Die BaMaLa in Lahr geht bei der individuellen Sprachförderung neue Wege

„Spritzspachtel schleifen, Teile abkleben, Stoßstange lackieren“ – wenn der Somalier Abdalla Abdikarim erzählt, was er im ersten Lehrjahr als Fahrzeuglackierer alles macht, dann gehen ihm die Fachbegriffe locker von den Lippen. Aufgeschlossen erzählt er über seinen Betrieb und beschreibt, wie viel Freude er an dem Beruf hat. Mit leuchtenden Augen berichtet auch Abdallas Klassenkamerad Abubakar Ceesay aus Gambia von seiner Ausbildung zum Lackierer. In Weil am Rhein hat er einen Ausbildungsplatz gefunden und freut sich darüber, dass er sich mit den Kollegen schon gut versteht. Dass die beiden als Flüchtlinge erst vor zwei Jahren nach Deutschland gekommen sind – ohne auch nur die geringsten Deutschkenntnisse –, ist kaum zu glauben. Doch an der Badischen Maler- und Lackiererfachschule in Lahr (BaMaLa) erhalten Flüchtlinge wie Abdalla und Abubakar eine einzigartige Chance.

Die Schule in der Schule

An der Fachschule gibt es unter der Leitung von Dr. Tobias Lander seit drei Jahren einen extra Sprachschulbereich – eine Schule in der Schule, könnte man sagen.

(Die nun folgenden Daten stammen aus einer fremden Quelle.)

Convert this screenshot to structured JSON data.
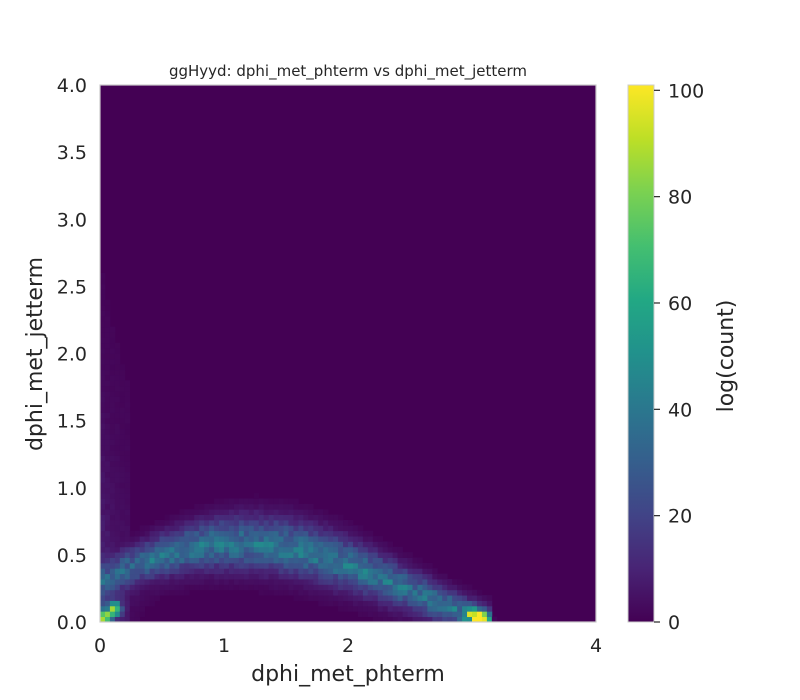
{
  "chart_data": {
    "type": "heatmap",
    "title": "ggHyyd: dphi_met_phterm vs dphi_met_jetterm",
    "xlabel": "dphi_met_phterm",
    "ylabel": "dphi_met_jetterm",
    "xlim": [
      0,
      4
    ],
    "ylim": [
      0,
      4
    ],
    "x_ticks": [
      "0",
      "1",
      "2",
      "4"
    ],
    "y_ticks": [
      "0.0",
      "0.5",
      "1.0",
      "1.5",
      "2.0",
      "2.5",
      "3.0",
      "3.5",
      "4.0"
    ],
    "bins": 100,
    "colormap": "viridis",
    "colorbar": {
      "label": "log(count)",
      "range": [
        0,
        101
      ],
      "ticks": [
        "0",
        "20",
        "40",
        "60",
        "80",
        "100"
      ]
    },
    "hotspots": [
      {
        "x": 0.04,
        "y": 0.04,
        "value": 90
      },
      {
        "x": 0.12,
        "y": 0.1,
        "value": 75
      },
      {
        "x": 3.08,
        "y": 0.02,
        "value": 100
      },
      {
        "x": 3.0,
        "y": 0.06,
        "value": 60
      }
    ],
    "band": {
      "description": "arc from (0, ~0.3) peaking ~0.5 near x=1.5 descending to (3.1, 0)"
    },
    "grid": false,
    "legend": "none"
  }
}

In den VABO-Klassen (Vorqualifizierung Arbeit und Beruf ohne Deutschkenntnisse) sitzen Schüler, die zunächst noch keine konkreten beruflichen Perspektiven haben – nicht nur Asylbewerber, sondern auch EU-Ausländer. „Das ist kein Sprachkurs, sondern ein Vollzeitunterricht“, erklärt Lander. In mehreren Klassen werden die Schüler hier auf verschiedenen Sprachniveaus unterrichtet. „Bei manchen geht es tatsächlich darum, erst Lesen und Schreiben zu lernen“, erzählt Tobias Lander, „andere schaffen es dagegen innerhalb von einem Jahr auf ein Niveau von mindestens A2, mit dem ein Hauptschulabschluss erreichbar ist. „Turbo-VABO“ nennt Lander solch einen Sprachkurs im Schnelldurchgang. Natürlich sind so engagierte Schüler auch für ausbildende Handwerksbetriebe interessant. „Sehr viele dieser Schüler können wir nach den Kursen direkt in Lehrstellen vermitteln“, so der Sprachexperte. „Unsere VABO-Kurse sind so gesehen ein echtes Erfolgsmodell.“

Förderung in Lehrlingsklassen

Zudem gibt es auch in den regulären Lehrlingsklassen Schüler, die zwar bereits den Ausbildungsvertrag in der Tasche haben, jedoch ebenso geringe oder gar keine Deutschkenntnisse besitzen. „Manche Betriebe haben sich meist auf persönlicher Ebene für Zuwanderer als Lehrlinge interessiert“, erklärt Thomas Wulff, Fachbetreuer an der BaMaLa. Der Grund ist plausibel: Es mangelt an jeder Ecke an Fachkräften und an Nachwuchs. Eigentlich also eine Win-win-Situation. Aber einen Haken gibt es: Eine Ausbildung ohne ausreichende Deutschkenntnisse ist unmöglich. Eine individuelle sprachliche Förderung ist hier also genauso notwendig wie in den Vorqualifizierungsklassen. „Daher mussten wir uns auch für die normalen Lehrlingsklassen Maßnahmen zur individuellen Förderung überlegen“, so Thomas Wulff. „Das kann so weit gehen, dass die Betriebe nach jedem Unterrichtsblock einen Zwischenbericht erhalten, sodass sie über den Stand des Azubis Bescheid wissen. Zusätzlich geben wir Tipps, mit welchen Maßnahmen auch der Betrieb die Azubis fördern kann.“

Unterrichten im Tandem

Auch im Fachunterricht werden neue Wege eingeschlagen. „Seit dem letzten Jahr haben wir angefangen, im Tandem zu unterrichten. Das bedeutet, dass ich als Sprachlehrer parallel mit den Fachlehrern unterrichte“, erklärt Dr. Lander das Prinzip. Doppelt hält ja bekanntlich besser. Sandra Wolters, Studienrätin an der Fachschule in Lahr, erklärt den besonderen Vorteil des Tandemunterrichtes: „Der normale Unterricht kann ungestört weiterlaufen, während der zweite Kollege, ein Sprachexperte, unterstützend eingreift. Speziell bei den vielen komplizierten deutschen Fachbegriffen ist eine kurze Erklärung hilfreich – und oftmals auch ausreichend, um dem Unterricht wieder zu folgen.“ So ist es möglich, die vorhandenen Unterschiede im Sprach- und Lernniveau innerhalb des Unterrichtes anzupassen.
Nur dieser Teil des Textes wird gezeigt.